Not long afterward, that journalist, Ahmed Hussein-Suale, was shot and killed by unknown gunmen and nothing has happened to the MP who issued the threats.
In 2021, that same MP, Kennedy Agyapong, issued threats against another journalist of the Multimedia Group. While there were campaigns and condemnations against his pronouncements, President Akufo-Addo appointed him as a board member of a state-owned enterprise.
If one man issues a threat against a journalist, who was later killed, and that man is free, why should Elizabeth Ohene have problems with the BBC for speaking to another man who was arrested and detained by the police for a false claim against the first lady?

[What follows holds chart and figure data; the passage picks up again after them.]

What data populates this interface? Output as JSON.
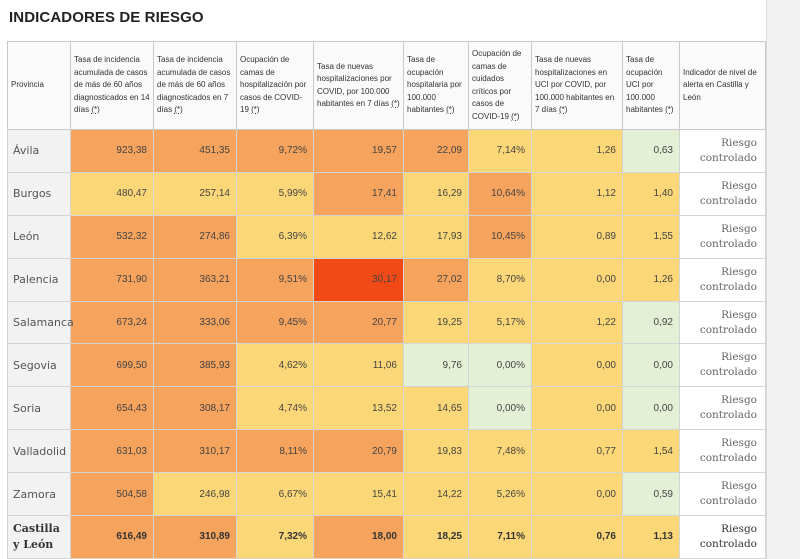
{
  "title": "INDICADORES DE RIESGO",
  "colors": {
    "orange": "#f5a35d",
    "yellow": "#fcd777",
    "green": "#e3f0d6",
    "red": "#f24a16"
  },
  "table": {
    "headers": [
      {
        "text": "Provincia",
        "ast": ""
      },
      {
        "text": "Tasa de incidencia acumulada de casos de más de 60 años diagnosticados en 14 días ",
        "ast": "(*)"
      },
      {
        "text": "Tasa de incidencia acumulada de casos de más de 60 años diagnosticados en 7 días ",
        "ast": "(*)"
      },
      {
        "text": "Ocupación de camas de hospitalización por casos de COVID-19 ",
        "ast": "(*)"
      },
      {
        "text": "Tasa de nuevas hospitalizaciones por COVID, por 100.000 habitantes en 7 días ",
        "ast": "(*)"
      },
      {
        "text": "Tasa de ocupación hospitalaria por 100.000 habitantes ",
        "ast": "(*)"
      },
      {
        "text": "Ocupación de camas de cuidados críticos por casos de COVID-19 ",
        "ast": "(*)"
      },
      {
        "text": "Tasa de nuevas hospitalizaciones en UCI por COVID, por 100.000 habitantes en 7 días ",
        "ast": "(*)"
      },
      {
        "text": "Tasa de ocupación UCI por 100.000 habitantes ",
        "ast": "(*)"
      },
      {
        "text": "Indicador de nivel de alerta en Castilla y León",
        "ast": ""
      }
    ],
    "rows": [
      {
        "prov": "Ávila",
        "alert": [
          "Riesgo",
          "controlado"
        ],
        "cells": [
          {
            "v": "923,38",
            "c": "orange"
          },
          {
            "v": "451,35",
            "c": "orange"
          },
          {
            "v": "9,72%",
            "c": "orange"
          },
          {
            "v": "19,57",
            "c": "orange"
          },
          {
            "v": "22,09",
            "c": "orange"
          },
          {
            "v": "7,14%",
            "c": "yellow"
          },
          {
            "v": "1,26",
            "c": "yellow"
          },
          {
            "v": "0,63",
            "c": "green"
          }
        ]
      },
      {
        "prov": "Burgos",
        "alert": [
          "Riesgo",
          "controlado"
        ],
        "cells": [
          {
            "v": "480,47",
            "c": "yellow"
          },
          {
            "v": "257,14",
            "c": "yellow"
          },
          {
            "v": "5,99%",
            "c": "yellow"
          },
          {
            "v": "17,41",
            "c": "orange"
          },
          {
            "v": "16,29",
            "c": "yellow"
          },
          {
            "v": "10,64%",
            "c": "orange"
          },
          {
            "v": "1,12",
            "c": "yellow"
          },
          {
            "v": "1,40",
            "c": "yellow"
          }
        ]
      },
      {
        "prov": "León",
        "alert": [
          "Riesgo",
          "controlado"
        ],
        "cells": [
          {
            "v": "532,32",
            "c": "orange"
          },
          {
            "v": "274,86",
            "c": "orange"
          },
          {
            "v": "6,39%",
            "c": "yellow"
          },
          {
            "v": "12,62",
            "c": "yellow"
          },
          {
            "v": "17,93",
            "c": "yellow"
          },
          {
            "v": "10,45%",
            "c": "orange"
          },
          {
            "v": "0,89",
            "c": "yellow"
          },
          {
            "v": "1,55",
            "c": "yellow"
          }
        ]
      },
      {
        "prov": "Palencia",
        "alert": [
          "Riesgo",
          "controlado"
        ],
        "cells": [
          {
            "v": "731,90",
            "c": "orange"
          },
          {
            "v": "363,21",
            "c": "orange"
          },
          {
            "v": "9,51%",
            "c": "orange"
          },
          {
            "v": "30,17",
            "c": "red"
          },
          {
            "v": "27,02",
            "c": "orange"
          },
          {
            "v": "8,70%",
            "c": "yellow"
          },
          {
            "v": "0,00",
            "c": "yellow"
          },
          {
            "v": "1,26",
            "c": "yellow"
          }
        ]
      },
      {
        "prov": "Salamanca",
        "alert": [
          "Riesgo",
          "controlado"
        ],
        "cells": [
          {
            "v": "673,24",
            "c": "orange"
          },
          {
            "v": "333,06",
            "c": "orange"
          },
          {
            "v": "9,45%",
            "c": "orange"
          },
          {
            "v": "20,77",
            "c": "orange"
          },
          {
            "v": "19,25",
            "c": "yellow"
          },
          {
            "v": "5,17%",
            "c": "yellow"
          },
          {
            "v": "1,22",
            "c": "yellow"
          },
          {
            "v": "0,92",
            "c": "green"
          }
        ]
      },
      {
        "prov": "Segovia",
        "alert": [
          "Riesgo",
          "controlado"
        ],
        "cells": [
          {
            "v": "699,50",
            "c": "orange"
          },
          {
            "v": "385,93",
            "c": "orange"
          },
          {
            "v": "4,62%",
            "c": "yellow"
          },
          {
            "v": "11,06",
            "c": "yellow"
          },
          {
            "v": "9,76",
            "c": "green"
          },
          {
            "v": "0,00%",
            "c": "green"
          },
          {
            "v": "0,00",
            "c": "yellow"
          },
          {
            "v": "0,00",
            "c": "green"
          }
        ]
      },
      {
        "prov": "Soria",
        "alert": [
          "Riesgo",
          "controlado"
        ],
        "cells": [
          {
            "v": "654,43",
            "c": "orange"
          },
          {
            "v": "308,17",
            "c": "orange"
          },
          {
            "v": "4,74%",
            "c": "yellow"
          },
          {
            "v": "13,52",
            "c": "yellow"
          },
          {
            "v": "14,65",
            "c": "yellow"
          },
          {
            "v": "0,00%",
            "c": "green"
          },
          {
            "v": "0,00",
            "c": "yellow"
          },
          {
            "v": "0,00",
            "c": "green"
          }
        ]
      },
      {
        "prov": "Valladolid",
        "alert": [
          "Riesgo",
          "controlado"
        ],
        "cells": [
          {
            "v": "631,03",
            "c": "orange"
          },
          {
            "v": "310,17",
            "c": "orange"
          },
          {
            "v": "8,11%",
            "c": "orange"
          },
          {
            "v": "20,79",
            "c": "orange"
          },
          {
            "v": "19,83",
            "c": "yellow"
          },
          {
            "v": "7,48%",
            "c": "yellow"
          },
          {
            "v": "0,77",
            "c": "yellow"
          },
          {
            "v": "1,54",
            "c": "yellow"
          }
        ]
      },
      {
        "prov": "Zamora",
        "alert": [
          "Riesgo",
          "controlado"
        ],
        "cells": [
          {
            "v": "504,58",
            "c": "orange"
          },
          {
            "v": "246,98",
            "c": "yellow"
          },
          {
            "v": "6,67%",
            "c": "yellow"
          },
          {
            "v": "15,41",
            "c": "yellow"
          },
          {
            "v": "14,22",
            "c": "yellow"
          },
          {
            "v": "5,26%",
            "c": "yellow"
          },
          {
            "v": "0,00",
            "c": "yellow"
          },
          {
            "v": "0,59",
            "c": "green"
          }
        ]
      },
      {
        "prov": "Castilla y León",
        "alert": [
          "Riesgo",
          "controlado"
        ],
        "total": true,
        "cells": [
          {
            "v": "616,49",
            "c": "orange"
          },
          {
            "v": "310,89",
            "c": "orange"
          },
          {
            "v": "7,32%",
            "c": "yellow"
          },
          {
            "v": "18,00",
            "c": "orange"
          },
          {
            "v": "18,25",
            "c": "yellow"
          },
          {
            "v": "7,11%",
            "c": "yellow"
          },
          {
            "v": "0,76",
            "c": "yellow"
          },
          {
            "v": "1,13",
            "c": "yellow"
          }
        ]
      }
    ]
  }
}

The BBC, in my view, was mild. The media environment is worse than it reported. I have lived it and can speak from experience.

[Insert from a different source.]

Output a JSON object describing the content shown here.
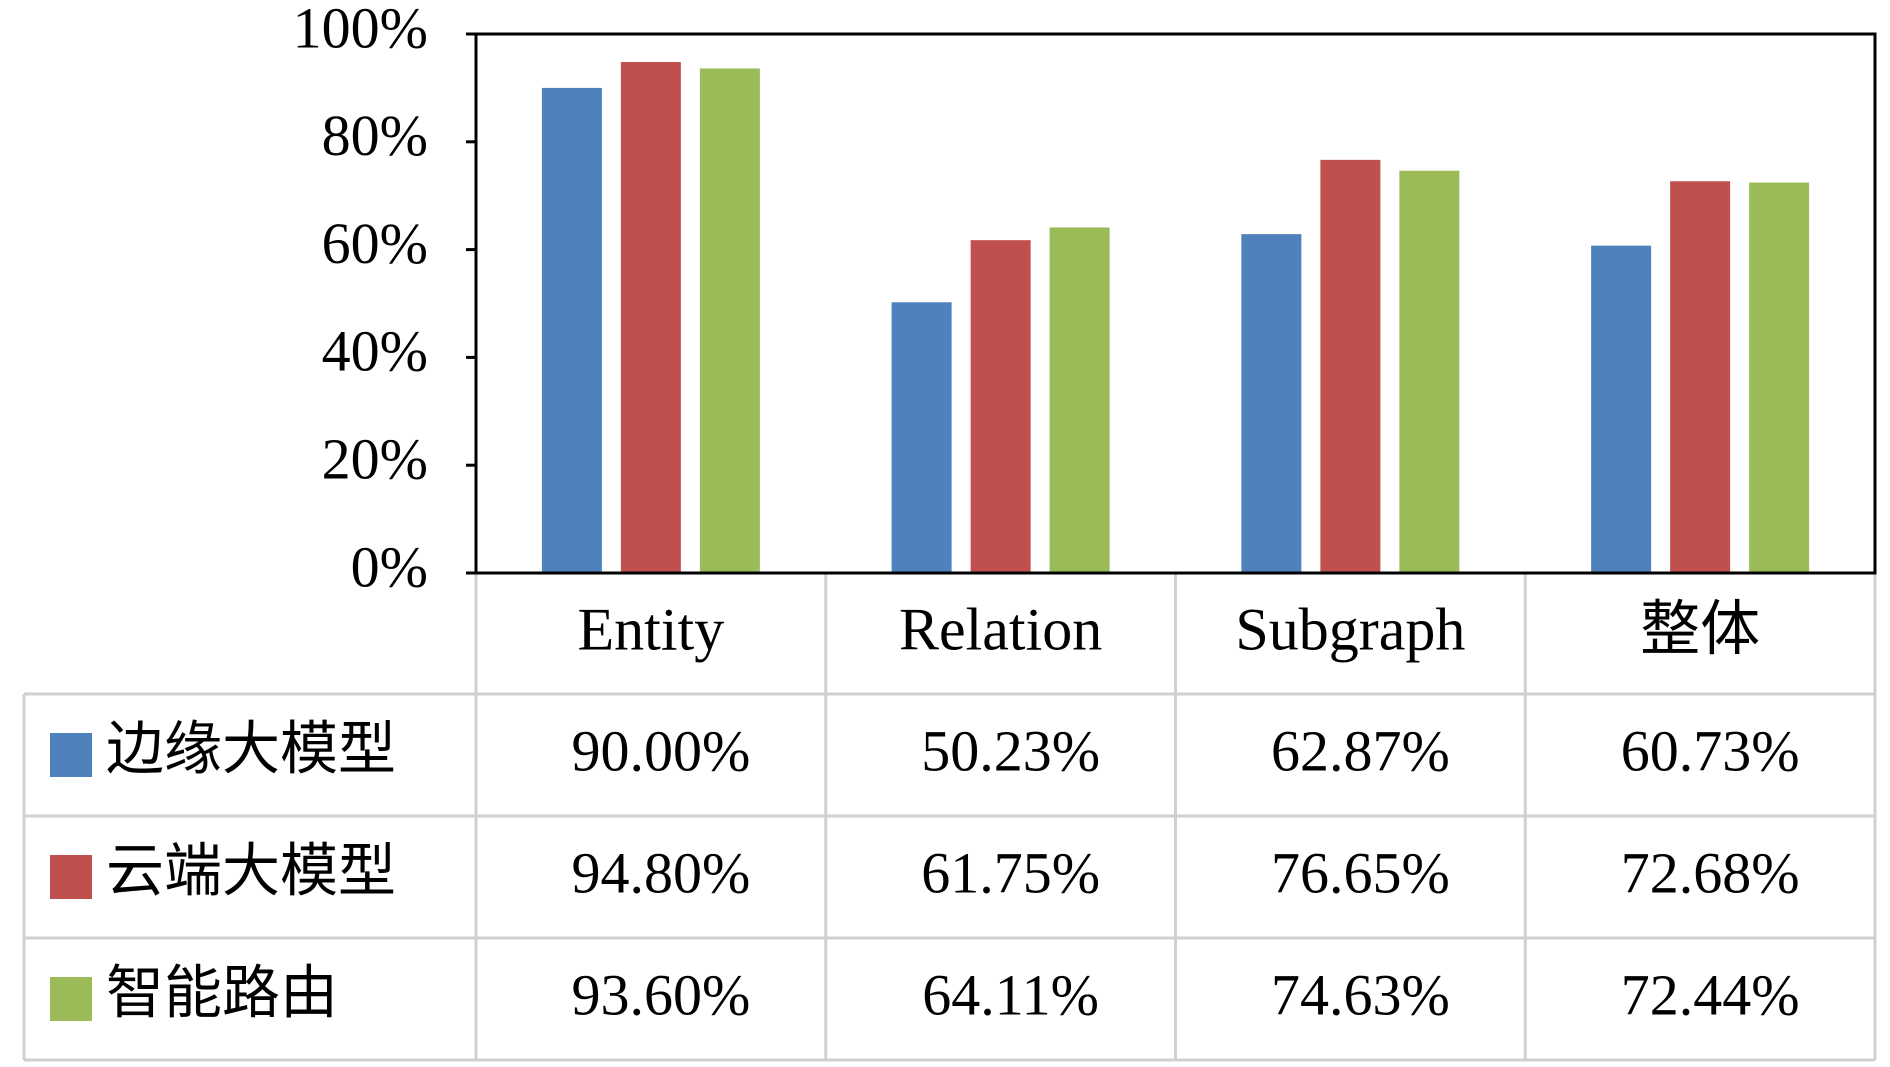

In the heat of the 2016 election campaign in Ghana, I published an investigative report about President John Mahama. He had received a “prohibited gift” of a Ford Expedition vehicle from a Burkinabe contractor who had won questionable government contracts in Ghana.
Before I published that story, a friend of the president had told me that they (some members of the governing party) had done their assessments and concluded that if I proceeded with the story, they would lose the election.

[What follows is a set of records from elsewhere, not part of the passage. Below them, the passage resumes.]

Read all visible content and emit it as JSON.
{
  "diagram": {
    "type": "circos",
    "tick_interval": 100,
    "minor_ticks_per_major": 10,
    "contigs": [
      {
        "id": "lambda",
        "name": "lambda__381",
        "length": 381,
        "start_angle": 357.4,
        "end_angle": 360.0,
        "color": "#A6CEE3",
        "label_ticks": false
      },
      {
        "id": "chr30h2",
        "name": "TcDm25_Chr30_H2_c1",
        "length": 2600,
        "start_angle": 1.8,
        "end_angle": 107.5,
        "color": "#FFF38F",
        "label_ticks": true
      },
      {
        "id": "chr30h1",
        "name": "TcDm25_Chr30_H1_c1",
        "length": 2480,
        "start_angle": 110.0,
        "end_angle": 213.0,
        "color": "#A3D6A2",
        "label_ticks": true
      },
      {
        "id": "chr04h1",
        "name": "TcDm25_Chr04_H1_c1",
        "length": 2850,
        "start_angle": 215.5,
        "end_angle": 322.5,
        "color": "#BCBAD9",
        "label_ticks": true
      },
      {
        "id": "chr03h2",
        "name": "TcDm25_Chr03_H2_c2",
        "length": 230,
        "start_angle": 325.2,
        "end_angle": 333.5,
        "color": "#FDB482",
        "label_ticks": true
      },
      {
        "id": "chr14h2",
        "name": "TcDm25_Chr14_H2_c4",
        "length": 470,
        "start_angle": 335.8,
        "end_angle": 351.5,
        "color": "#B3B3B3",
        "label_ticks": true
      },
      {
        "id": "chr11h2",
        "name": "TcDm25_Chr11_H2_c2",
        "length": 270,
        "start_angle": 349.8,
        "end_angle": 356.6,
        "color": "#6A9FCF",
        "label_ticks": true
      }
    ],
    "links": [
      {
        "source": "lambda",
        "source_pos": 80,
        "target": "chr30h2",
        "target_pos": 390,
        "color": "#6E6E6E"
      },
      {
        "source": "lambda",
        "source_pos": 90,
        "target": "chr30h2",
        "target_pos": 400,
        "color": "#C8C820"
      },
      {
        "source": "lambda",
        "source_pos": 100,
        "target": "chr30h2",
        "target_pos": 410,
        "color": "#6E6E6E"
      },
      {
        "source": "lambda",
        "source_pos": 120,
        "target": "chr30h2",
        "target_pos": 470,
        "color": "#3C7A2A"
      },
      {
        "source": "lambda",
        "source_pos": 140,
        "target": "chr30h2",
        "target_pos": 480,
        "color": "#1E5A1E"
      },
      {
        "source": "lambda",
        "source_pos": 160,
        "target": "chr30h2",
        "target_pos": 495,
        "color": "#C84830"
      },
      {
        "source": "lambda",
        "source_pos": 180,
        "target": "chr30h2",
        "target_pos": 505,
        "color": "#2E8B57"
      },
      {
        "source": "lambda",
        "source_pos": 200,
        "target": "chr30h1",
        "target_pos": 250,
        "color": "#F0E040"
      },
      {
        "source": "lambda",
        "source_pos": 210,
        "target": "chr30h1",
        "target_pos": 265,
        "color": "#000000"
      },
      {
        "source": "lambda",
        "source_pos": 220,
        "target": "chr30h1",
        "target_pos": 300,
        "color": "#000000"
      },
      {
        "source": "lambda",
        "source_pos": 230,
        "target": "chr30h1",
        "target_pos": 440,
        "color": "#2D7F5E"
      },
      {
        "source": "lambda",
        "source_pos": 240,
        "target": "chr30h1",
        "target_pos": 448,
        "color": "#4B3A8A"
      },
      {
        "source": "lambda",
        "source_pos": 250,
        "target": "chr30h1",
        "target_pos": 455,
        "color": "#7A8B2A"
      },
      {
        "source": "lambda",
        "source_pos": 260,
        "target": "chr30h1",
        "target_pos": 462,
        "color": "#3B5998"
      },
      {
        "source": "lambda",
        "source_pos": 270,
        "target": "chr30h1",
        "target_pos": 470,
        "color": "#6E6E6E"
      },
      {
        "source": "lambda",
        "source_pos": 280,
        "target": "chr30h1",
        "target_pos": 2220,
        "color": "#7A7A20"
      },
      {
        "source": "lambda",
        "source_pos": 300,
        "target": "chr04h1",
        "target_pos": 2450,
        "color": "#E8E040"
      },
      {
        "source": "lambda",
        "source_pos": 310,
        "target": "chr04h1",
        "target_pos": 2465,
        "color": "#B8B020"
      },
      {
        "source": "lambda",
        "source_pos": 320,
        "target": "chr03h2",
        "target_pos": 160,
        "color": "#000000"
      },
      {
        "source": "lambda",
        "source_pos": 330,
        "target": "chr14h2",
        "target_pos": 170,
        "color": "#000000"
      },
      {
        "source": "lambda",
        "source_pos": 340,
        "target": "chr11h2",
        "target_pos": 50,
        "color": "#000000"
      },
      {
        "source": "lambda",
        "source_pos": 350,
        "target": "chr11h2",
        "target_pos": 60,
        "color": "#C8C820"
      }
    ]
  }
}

“If it were any journalist, we wouldn’t be worried. How much would he or she demand [to drop the story] that we cannot pay? But with you, we know nothing would make you drop it.”
It ended with a plea to hold on to the story until after the election. I declined and I knew the stakes were high.
The night after I published the story, the Communications Minister, Dr. Edward Omane Boamah, called to offer me police protection, but I declined. At the time I felt very safe. The body language of President John Mahama was that of tolerance, and not of vindictiveness. I had no reason to be afraid.
Today, the atmosphere isn’t the same. I received my first serious death threat in 2017, not long after Akufo-Addo came into office.
In 2019 and 2020 I had to leave the country temporarily due to threats against my life. The National Security Minister provided me with police escorts.
The reports of death threats I made to the police in 2017 and 2020 did not yield any results.
I am not the only victim of the worsening environment for journalists in Ghana.
Apart from the killing of Ahmed Suale, operatives of the National Security ministry arrested, detained and allegedly tortured editors of modernghana.com in 2019. They had published negative reports about the minister. Their equipment and phones were seized in the 2019 raid, and as of 2021, the gadgets had still not been returned to them.
Caleb Kudah of Citi FM, who went to film state vehicles procured and abandoned for years at the National Security premises, was arrested and assaulted by operatives. Nothing happened to those who did that to him.
These and other violations recorded under President Akufo-Addo could not have gone unnoticed by the BBC. And Elizabeth Ohene could not provide any evidence or counter facts to contradict what the BBC did.
In fact, less than a week after her publication, Reporters Without Borders has released the 2022 Press Freedom Index.
Ghana is ranked 60th, the worst in 17 years. In 2021, Ghana ranked 30th.
Ghana has also recorded its worst ranking on the African continent this year. The country has moved from 3rd to 10th in Africa.
And all this is happening under the president whose claim to fame is his avowed defence of human rights. This is happening under an information minister who is a journalist. And this is happening in a government in the likes of Elizabeth Ohene have a strong voice when it comes to matters of the press.
If producers of the BBC programme ever thought they painted a worse picture than the reality, the context I’ve provided and the press freedom rankings should put their minds to rest.